There’s a certain luxury to having a blog. You’re allowed to opine even if you don’t have much worth pining on—probably should have ended in a proposition instead of a preposition. Oh well.
A while back I wrote this post–https://healthcareitstrategy.com/2009/09/29/social-media-an-example/. As you can see from the title, I pretended it had something to do about social media and healthcare, just to get you to read it. Actually, the whole purpose for the blog was to rant about my neighbors. I’ll pause a moment to allow some of you to catch up to the rest of us.
They have become my personal Stasi, our neighborhood brown shirts. Since the writing of the prior post, one of our dogs died. My wife is on our neighborhood board, as is our other neighbor. What makes this doubly delicious is that the brown shirts seem to miss the silliness of complaining to the board about a member of the board. Perhaps they think my wife takes off her bad neighbor hat and puts on her board member hat to more properly disperse judgment against herself.

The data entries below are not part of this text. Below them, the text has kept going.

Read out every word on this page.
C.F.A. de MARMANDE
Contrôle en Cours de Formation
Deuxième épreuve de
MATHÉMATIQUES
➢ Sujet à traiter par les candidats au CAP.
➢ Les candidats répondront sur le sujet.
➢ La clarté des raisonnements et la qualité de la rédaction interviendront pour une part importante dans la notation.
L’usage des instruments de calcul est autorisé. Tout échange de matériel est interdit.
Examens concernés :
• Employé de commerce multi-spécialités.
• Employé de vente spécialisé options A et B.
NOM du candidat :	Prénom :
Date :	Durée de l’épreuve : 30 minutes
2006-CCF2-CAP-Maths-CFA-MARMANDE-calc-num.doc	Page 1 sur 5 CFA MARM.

So, the board gets another letter from Brown Shirt stating that a member of the community—us—is in violation of some noise clause in the homeowner’s agreement. I read the letter. Technically, we are not violating anything. Our dog is the one making the noise. I suggested the board send a letter instructing them to correct their syntax. The suggestion carried no weight with my wife.
Sorry this has nothing to do with much of anything other than writing it probably prevented me from going to the SPCA to get a really, really loud dog.